I tried below code but it takes lot of time and is not giving proper value in the o/p

file="/opt/sdp/.nikhil/PWD/beta.txt"
while read -r line; do
    count=`grep -wi $line /opt/sdp/.nikhil/PWD/alpha.txt|wc -l`
echo $line "|" $count >>  opfile.txt
done < "$file"

[/CODE]

o/p i'm getting is incorrect as it is only having aline but it is incrementing the count to +1 in even ALINE BANG of my o/p as shown below which is incorrect similar case with bang on morena as well

ALINE | 1
ALINE BANG | 1
B ON A | 0
B.B.V.A. | 0
BANG AMER CORG | 1
BANG ON MORENA | 1
BANG ON MORENAIC | 1
BANG ON MORENAICA | 1
BANG ON MORENAICA CORP | 1
BANG ON MORENAICA N.A | 1

[/CODE]

The following fixes a few issues

file=beta.txt
while read -r line
do
   count=`grep -wic "$line" alpha.txt`
   echo "$line | $count"
done < $file > opfile.txt

It still does PARTIAL matching of ALL fields.
That means if "ALINE BANG" matches, "ALINE" matches also.
If you would restrict the search to a fixed field, to full field matching, to case sensitive matching, ..., all this can help to make it faster.

How about

grep -oif file1 file2 | sort | uniq -c

Rudi,

Thanks for that, it works fine for the smaller number of files, with huge files size varying in 5-6 GB, performance dips gradually.
Is there any alternate approach?

MadeinGermany -- Thanks :slight_smile:

Does performance actually get worse? Or does it just take 100,000x longer to process a 100,000x larger file? About how many matches are you expecting?

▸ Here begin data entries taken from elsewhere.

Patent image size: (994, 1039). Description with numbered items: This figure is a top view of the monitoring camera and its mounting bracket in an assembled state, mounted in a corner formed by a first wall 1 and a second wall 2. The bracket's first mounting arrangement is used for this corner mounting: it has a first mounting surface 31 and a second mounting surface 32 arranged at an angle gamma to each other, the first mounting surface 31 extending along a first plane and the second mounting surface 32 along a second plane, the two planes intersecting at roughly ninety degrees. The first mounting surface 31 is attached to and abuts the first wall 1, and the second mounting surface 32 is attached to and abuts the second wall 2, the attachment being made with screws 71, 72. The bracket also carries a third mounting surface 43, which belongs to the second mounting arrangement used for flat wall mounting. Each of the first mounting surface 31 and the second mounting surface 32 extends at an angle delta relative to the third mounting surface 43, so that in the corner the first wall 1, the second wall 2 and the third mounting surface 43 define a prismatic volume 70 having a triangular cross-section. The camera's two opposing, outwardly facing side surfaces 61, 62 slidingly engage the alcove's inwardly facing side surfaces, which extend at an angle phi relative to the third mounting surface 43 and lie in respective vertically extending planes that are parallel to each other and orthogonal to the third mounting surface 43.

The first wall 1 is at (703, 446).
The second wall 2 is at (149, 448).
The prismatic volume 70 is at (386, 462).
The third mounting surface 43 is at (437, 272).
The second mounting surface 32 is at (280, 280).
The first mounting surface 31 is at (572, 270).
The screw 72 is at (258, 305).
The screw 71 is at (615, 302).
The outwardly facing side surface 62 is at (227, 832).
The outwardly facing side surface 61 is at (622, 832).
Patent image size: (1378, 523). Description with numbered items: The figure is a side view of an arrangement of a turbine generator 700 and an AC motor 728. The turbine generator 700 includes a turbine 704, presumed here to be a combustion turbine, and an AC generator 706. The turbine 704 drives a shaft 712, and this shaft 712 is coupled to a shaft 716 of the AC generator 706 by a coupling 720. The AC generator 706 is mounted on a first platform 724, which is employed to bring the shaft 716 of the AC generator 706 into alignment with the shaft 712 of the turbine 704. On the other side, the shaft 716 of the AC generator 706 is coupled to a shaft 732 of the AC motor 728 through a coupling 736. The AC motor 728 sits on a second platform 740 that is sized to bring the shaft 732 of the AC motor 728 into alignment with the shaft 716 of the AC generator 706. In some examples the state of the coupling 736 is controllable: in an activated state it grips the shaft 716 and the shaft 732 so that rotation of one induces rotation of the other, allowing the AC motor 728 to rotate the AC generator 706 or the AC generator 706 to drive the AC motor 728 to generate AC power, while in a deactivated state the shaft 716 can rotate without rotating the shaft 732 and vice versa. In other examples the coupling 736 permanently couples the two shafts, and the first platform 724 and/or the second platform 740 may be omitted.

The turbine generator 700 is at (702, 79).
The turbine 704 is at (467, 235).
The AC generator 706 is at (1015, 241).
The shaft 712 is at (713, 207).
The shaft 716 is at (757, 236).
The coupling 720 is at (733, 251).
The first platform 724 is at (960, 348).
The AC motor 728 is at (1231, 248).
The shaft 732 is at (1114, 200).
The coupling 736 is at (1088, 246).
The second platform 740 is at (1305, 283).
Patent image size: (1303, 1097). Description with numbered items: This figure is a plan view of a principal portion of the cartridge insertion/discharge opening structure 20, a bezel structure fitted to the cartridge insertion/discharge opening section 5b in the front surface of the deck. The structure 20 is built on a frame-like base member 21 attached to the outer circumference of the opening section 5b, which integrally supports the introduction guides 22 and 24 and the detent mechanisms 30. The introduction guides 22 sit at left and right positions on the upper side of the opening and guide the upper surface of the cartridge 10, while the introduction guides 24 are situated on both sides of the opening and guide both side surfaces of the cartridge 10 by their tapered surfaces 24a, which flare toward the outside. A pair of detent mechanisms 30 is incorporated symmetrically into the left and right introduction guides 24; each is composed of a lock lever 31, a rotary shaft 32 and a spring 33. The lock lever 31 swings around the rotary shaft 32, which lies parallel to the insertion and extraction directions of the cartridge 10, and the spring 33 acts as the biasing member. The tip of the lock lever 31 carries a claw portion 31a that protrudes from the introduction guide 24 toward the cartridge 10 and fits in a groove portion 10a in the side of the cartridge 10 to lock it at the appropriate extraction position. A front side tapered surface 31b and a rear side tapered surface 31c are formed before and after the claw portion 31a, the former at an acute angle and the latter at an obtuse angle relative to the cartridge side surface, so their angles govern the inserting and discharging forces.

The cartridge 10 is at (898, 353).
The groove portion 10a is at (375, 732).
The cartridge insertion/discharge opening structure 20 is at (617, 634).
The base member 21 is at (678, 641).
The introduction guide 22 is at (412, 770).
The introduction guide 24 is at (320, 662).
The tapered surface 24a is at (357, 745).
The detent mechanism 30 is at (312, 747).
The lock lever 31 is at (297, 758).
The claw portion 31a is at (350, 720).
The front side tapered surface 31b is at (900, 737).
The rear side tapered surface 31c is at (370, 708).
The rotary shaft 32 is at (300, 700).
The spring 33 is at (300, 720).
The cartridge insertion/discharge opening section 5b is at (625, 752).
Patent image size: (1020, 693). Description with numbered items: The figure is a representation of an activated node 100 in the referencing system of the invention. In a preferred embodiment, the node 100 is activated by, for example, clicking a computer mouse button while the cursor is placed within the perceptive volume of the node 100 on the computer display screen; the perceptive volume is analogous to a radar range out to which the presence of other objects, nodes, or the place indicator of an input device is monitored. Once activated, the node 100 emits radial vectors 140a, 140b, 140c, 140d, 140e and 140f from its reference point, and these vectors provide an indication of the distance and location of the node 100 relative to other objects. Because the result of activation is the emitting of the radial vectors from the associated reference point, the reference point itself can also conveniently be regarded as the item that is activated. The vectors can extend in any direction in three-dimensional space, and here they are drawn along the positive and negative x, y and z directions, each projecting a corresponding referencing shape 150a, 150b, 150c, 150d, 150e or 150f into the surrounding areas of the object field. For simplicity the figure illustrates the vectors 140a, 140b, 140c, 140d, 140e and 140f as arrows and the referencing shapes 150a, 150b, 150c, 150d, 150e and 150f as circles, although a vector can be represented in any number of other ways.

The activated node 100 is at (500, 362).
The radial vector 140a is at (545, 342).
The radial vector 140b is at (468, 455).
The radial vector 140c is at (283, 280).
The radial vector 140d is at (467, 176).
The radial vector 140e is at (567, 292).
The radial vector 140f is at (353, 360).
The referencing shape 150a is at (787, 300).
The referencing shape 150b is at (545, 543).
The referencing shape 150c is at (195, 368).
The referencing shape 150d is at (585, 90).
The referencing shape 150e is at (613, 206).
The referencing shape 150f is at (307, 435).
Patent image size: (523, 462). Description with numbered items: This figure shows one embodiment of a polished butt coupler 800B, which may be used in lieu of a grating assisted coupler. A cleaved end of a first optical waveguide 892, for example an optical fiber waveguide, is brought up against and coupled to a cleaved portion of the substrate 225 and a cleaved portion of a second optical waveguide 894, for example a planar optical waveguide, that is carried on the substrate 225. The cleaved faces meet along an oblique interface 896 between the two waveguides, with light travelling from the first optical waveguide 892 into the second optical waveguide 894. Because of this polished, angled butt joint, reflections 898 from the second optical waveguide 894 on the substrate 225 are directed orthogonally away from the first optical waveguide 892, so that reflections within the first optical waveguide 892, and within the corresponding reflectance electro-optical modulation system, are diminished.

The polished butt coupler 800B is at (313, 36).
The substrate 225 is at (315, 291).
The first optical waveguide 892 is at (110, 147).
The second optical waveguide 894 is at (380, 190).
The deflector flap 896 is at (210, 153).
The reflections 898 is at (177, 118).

There are memory-heavy ways to do it faster, but they're not really applicable to massive files. You could try divide-and-conquer: Run as many simultaneously as your CPU and disks can easily handle, sort their output individually, then merge them in one final step.

If the patterns are always fixed strings the usage of fgrep or grep -F may result in a HUGE Performance Boost.

If possible, run fgrep without -i. That'll get you another Performance Boost and also put LANG=C before the fgrep command, which should speed up things a little too.

Sidenote

There was a scripting task request in the german linux forum(www.linuxforen.de) here: Linuxforen.de Thread regarding fgrep

The task was similar. The big file had 5.000.000 lines (300 MB). The smaller file had 100.000 lines (3 MB). The results:

  • Winner fgrep: 7 Seconds
  • extremeley optimized lua script: 8,6 Seconds
  • awk-Script: ~97 hours (obviously the great awk-hackers here would get a whole lot more out of awk)
  • regular grep: stopped after 45 Minutes runtime and 12 GB RAM-Usage

I think the situation is not so far away from this situation here. I suppose the smaller file here is a lot smaller, so the task will not be as cpu-intensive as the other one but this task has a lot more to read(5-6 GB as said by the nikhil).

Stomp,

Thanks a lot for that, but this thing does not ignore the case and do a strong word checking even after options "i" and "w" used.
May be something to do with "F" option, It does overwrite i suppose.

Corona,

File 2 is around 6GB File and File 1 is around 2.4K.

Too bad. fgrep does not work with "-w"

Yep got to know thru google, any other solution ? which will help in performance booster.

It makes sense that "word regexp" and "fixed string" are mutually exclusive. I don't know what combining them would even mean.

Is the data file structured in any way? That could be useful.

You answered me, but didn't answer my question:

Please don't ask technical questions in private messages.

By 'structure of the file', I mean, is the data file you're searching for, a specific column in a flat text file or some such?